”What Have They Done To The Rain ?” /雨を汚したのは誰?
これは1960年代に、Joan Baez /ジョン・バエズの歌でよくラジオから聞こえてきた歌のタイトルです。核実験によって大気中に放出された放射性物質 が雨に混ざって降ってきて、大地を、人を汚す、そして滅ぼす。そんな内容の歌を静かに、優しい声でジョン・バエズが歌っていました。当時、放射能、ストロンチウム90という核実験に関わる言葉は小学生でも知っていて、私が小さい頃は、雨に直接あたってはいけない、雨にあたると頭がはげてしまうと信じていたように思います。この歌をなぜ今思い出したかと言うと、以下の記事をあらためて読んだからです。
汚された雨ではなく、汚された海のことです。
中村征夫「水中写真のメッセージ」より
中村さんは1977年に初めて東京湾に潜ったとのこと。『・・・水中に体を沈めた瞬間、唇や皮膚にピリッピリッと刺激が走った。薬品によるものだった。こんな危ない所だから、何もいないだろうと思ったら、何かゴソゴソうごめいている。卵を抱えたイソガニが身を守るためか、次々とカメラに体当たりしてくる。汚染の海にも生き物がいるのかと感心しましたね。」
私は、厳しい環境にいながらたくましく生きている生き物の存在に驚嘆すると同時に、ああー、私たちは、いろいろなものを海に捨ててきたのだなあ、と怒りと哀しみが混ざった感情が沸き起こってきました。
「全国の港の海中では、冷蔵庫、電子レンジにテレビなどの粗大ゴミが散乱している。・・・」と中村さんは続けます。
時が経ち、現在では、海はきれいになるどころか、さらに厄介な問題を抱えるようになっています。海に流れついたペットボトルやプラスチック製品が微少なマイクロプラスチックとなり、自然に分解されることなく海中のゴミとなり、加えて、福島第一原子力発電所で発生した汚染水を、処理工程を通ったとは言え、海に流すことが始まっています。これはさらに海を痛めつけることにならないでしょうか。

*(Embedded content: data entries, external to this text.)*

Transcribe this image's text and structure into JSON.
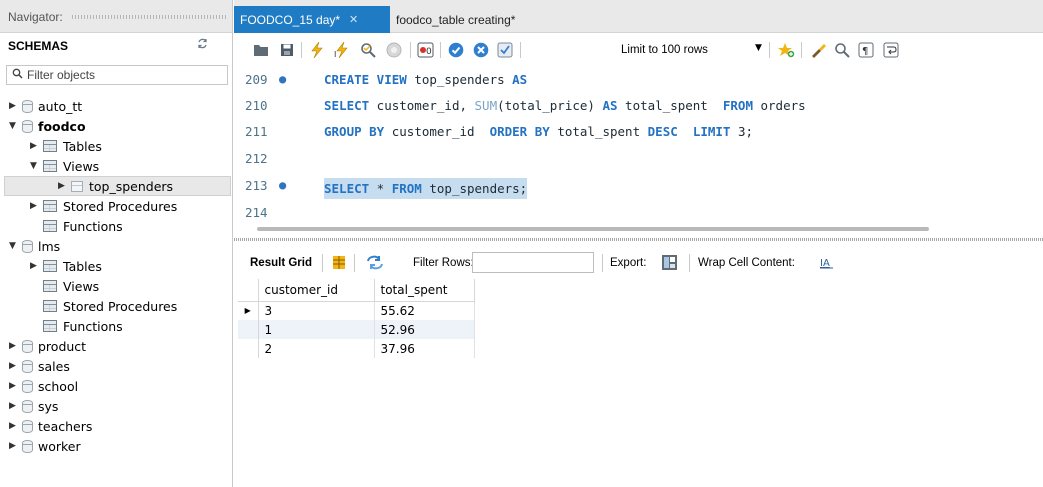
{
  "navigator": {
    "title": "Navigator:",
    "schemas_title": "SCHEMAS",
    "filter_placeholder": "Filter objects",
    "tree": [
      {
        "label": "auto_tt",
        "expanded": false
      },
      {
        "label": "foodco",
        "expanded": true
      },
      {
        "label": "Tables"
      },
      {
        "label": "Views"
      },
      {
        "label": "top_spenders"
      },
      {
        "label": "Stored Procedures"
      },
      {
        "label": "Functions"
      },
      {
        "label": "lms",
        "expanded": true
      },
      {
        "label": "Tables"
      },
      {
        "label": "Views"
      },
      {
        "label": "Stored Procedures"
      },
      {
        "label": "Functions"
      },
      {
        "label": "product"
      },
      {
        "label": "sales"
      },
      {
        "label": "school"
      },
      {
        "label": "sys"
      },
      {
        "label": "teachers"
      },
      {
        "label": "worker"
      }
    ]
  },
  "tabs": [
    {
      "label": "FOODCO_15 day*",
      "active": true
    },
    {
      "label": "foodco_table creating*",
      "active": false
    }
  ],
  "toolbar": {
    "limit_label": "Limit to 100 rows"
  },
  "editor": {
    "lines": [
      {
        "number": "209",
        "marker": true
      },
      {
        "number": "210",
        "marker": false
      },
      {
        "number": "211",
        "marker": false
      },
      {
        "number": "212",
        "marker": false
      },
      {
        "number": "213",
        "marker": true
      },
      {
        "number": "214",
        "marker": false
      }
    ],
    "code": {
      "l209_kw1": "CREATE VIEW",
      "l209_mid": " top_spenders ",
      "l209_kw2": "AS",
      "l210_kw1": "SELECT",
      "l210_mid": " customer_id, ",
      "l210_fn": "SUM",
      "l210_mid2": "(total_price) ",
      "l210_kw2": "AS",
      "l210_mid3": " total_spent  ",
      "l210_kw3": "FROM",
      "l210_end": " orders",
      "l211_kw1": "GROUP BY",
      "l211_mid": " customer_id  ",
      "l211_kw2": "ORDER BY",
      "l211_mid2": " total_spent ",
      "l211_kw3": "DESC",
      "l211_mid3": "  ",
      "l211_kw4": "LIMIT",
      "l211_end": " 3;",
      "l213_kw1": "SELECT",
      "l213_mid": " * ",
      "l213_kw2": "FROM",
      "l213_end": " top_spenders;"
    }
  },
  "results": {
    "result_grid_label": "Result Grid",
    "filter_rows_label": "Filter Rows:",
    "export_label": "Export:",
    "wrap_label": "Wrap Cell Content:",
    "columns": [
      "customer_id",
      "total_spent"
    ],
    "rows": [
      [
        "3",
        "55.62"
      ],
      [
        "1",
        "52.96"
      ],
      [
        "2",
        "37.96"
      ]
    ]
  }
}
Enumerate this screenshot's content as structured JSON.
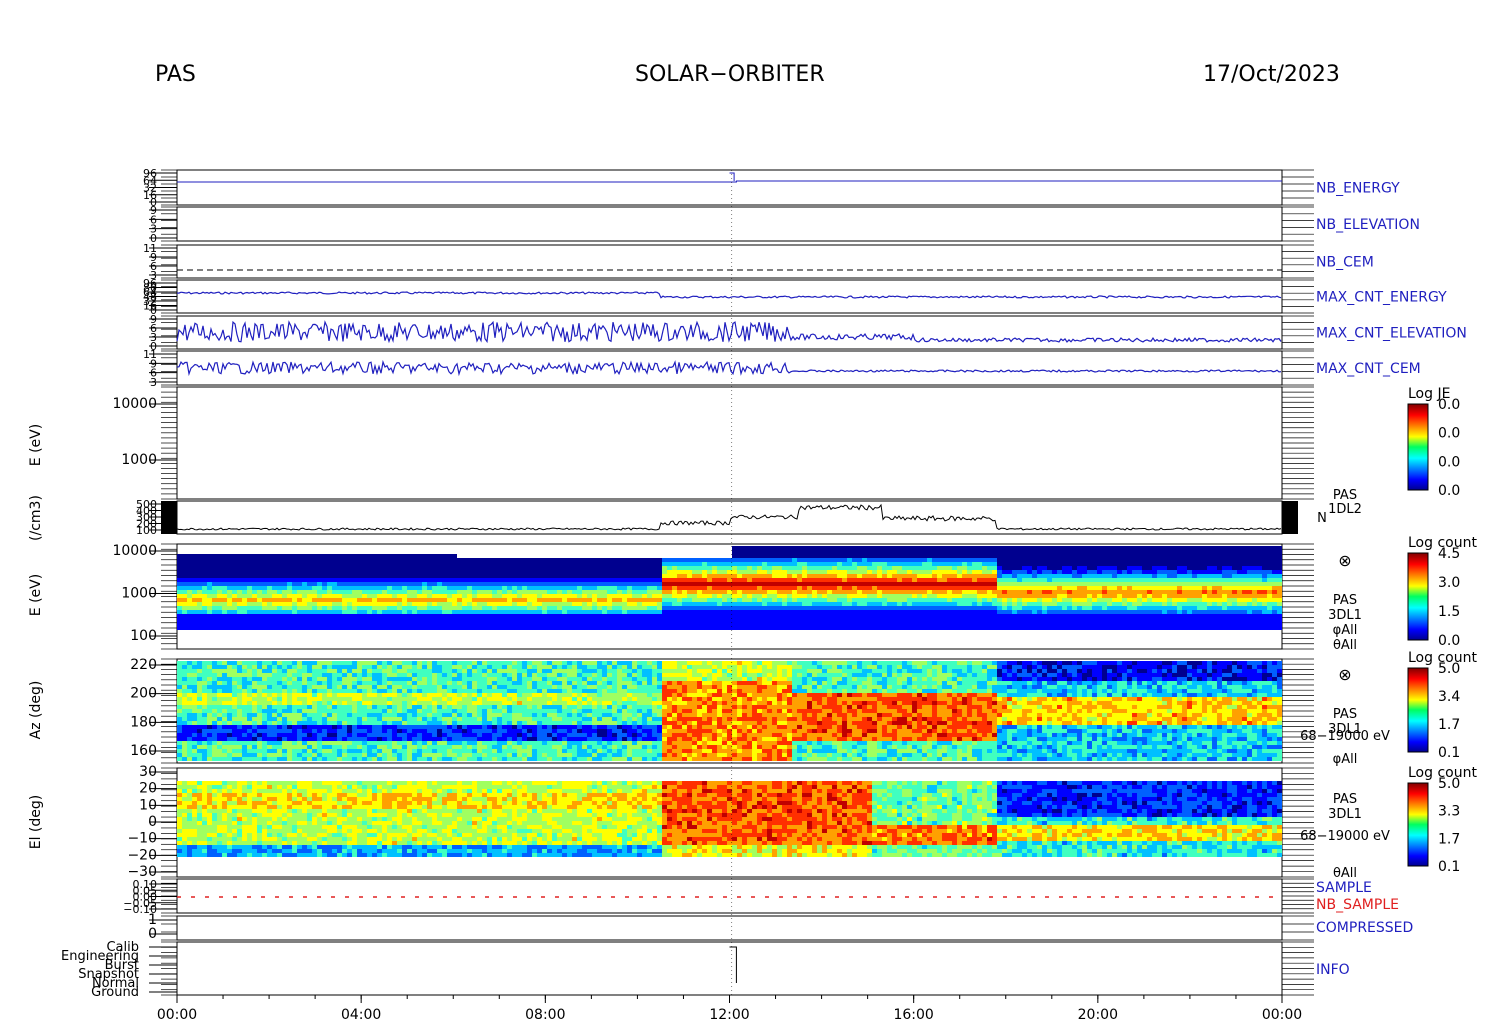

生命は海から誕生したと言われます。そう言えば、シャルル・トレネが唄うシャンソンのラ・メール(海)/La Mer もよく流行っていました。私は今でもメロディーを口ずさむことができます。フランス語で mer /海 は女性形、日本語の海という漢字の中には 〈母〉 が含まれていると聞いたことがあります。海は母であり生命が生まれるところ。母なる海を汚す人間の「・・・罪深さ・・・勝手な行動が、やがては巡り巡って自分たちの命取りになることを早く分かってほしい」と中村さんは述べておられました。